By this time I had reached Charing Cross, and as I passed out the ticket-examiner handed me a postcard. It was in Mr. Gl-dst-ne's writing. Judge of my astonishment when I found that quite spontaneously he had written to me just what I had written in the interview. I at once wrote to him and informed him of what had happened. His answer was: "It is most extraordinary. If I didn't believe all you tell me, I should have come to the conclusion that you faked (I think that is the word) the interview up out of my old speeches." So there you have the whole story. Someone suggests I should publish the postcard. Curiously enough, I have mislaid it. But two and two make four, and you can go and ask the ticket-examiner.
Cause and Effect.
"I am occupied with my secretaries while I am dressing."—Lord Herschell to the deputation of Liberal Members, Nov. 16.

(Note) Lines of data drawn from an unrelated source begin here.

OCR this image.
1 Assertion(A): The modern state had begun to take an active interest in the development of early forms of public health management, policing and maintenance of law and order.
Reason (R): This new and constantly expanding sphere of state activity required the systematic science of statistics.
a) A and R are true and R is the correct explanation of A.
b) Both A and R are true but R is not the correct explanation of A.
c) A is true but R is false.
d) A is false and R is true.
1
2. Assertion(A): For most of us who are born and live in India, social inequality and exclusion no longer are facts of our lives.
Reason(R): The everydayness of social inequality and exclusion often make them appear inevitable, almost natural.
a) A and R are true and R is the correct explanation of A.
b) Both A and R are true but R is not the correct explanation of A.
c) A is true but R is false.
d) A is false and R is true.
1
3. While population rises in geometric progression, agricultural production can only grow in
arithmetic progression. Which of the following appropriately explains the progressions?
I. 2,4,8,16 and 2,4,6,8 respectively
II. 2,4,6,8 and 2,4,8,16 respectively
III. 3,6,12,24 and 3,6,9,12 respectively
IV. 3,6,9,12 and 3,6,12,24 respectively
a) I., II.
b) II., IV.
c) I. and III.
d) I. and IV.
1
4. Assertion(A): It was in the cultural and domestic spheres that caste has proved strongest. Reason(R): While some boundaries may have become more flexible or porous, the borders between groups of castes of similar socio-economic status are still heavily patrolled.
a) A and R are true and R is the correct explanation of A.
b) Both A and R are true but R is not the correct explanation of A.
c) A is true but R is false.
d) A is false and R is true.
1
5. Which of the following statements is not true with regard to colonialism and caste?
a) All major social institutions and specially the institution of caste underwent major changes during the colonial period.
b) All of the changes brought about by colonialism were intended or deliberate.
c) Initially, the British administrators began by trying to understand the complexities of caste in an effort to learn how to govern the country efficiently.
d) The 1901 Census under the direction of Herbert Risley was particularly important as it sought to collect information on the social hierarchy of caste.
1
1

"Mr. K. Muir Mackenzie, Q.C., Permanent Sec. to the Lord Chancellor, has been made a Companion of the Bath."—Daily Paper.
PLEASANT SPOOKERY.
Yes, thanks to Brandon Thomas's skill, and Penley's comic nous, The lucky "Globe" may well be called the real 'Aunt-ed House!
BABY-WORSHIP. (THE POINT OF VIEW.)
"Your Nieces seem very fond of Babies, Mr. Sinnick. I suppose you are too?"
"Oh yes; like 'em awfully; especially when they begin to Cry."
"Ah, you think the dear little things are in pain?"
"Yes; and somebody rings the Bell, you know, and the Nurse comes, and the dear little things are taken away to the Nursery!"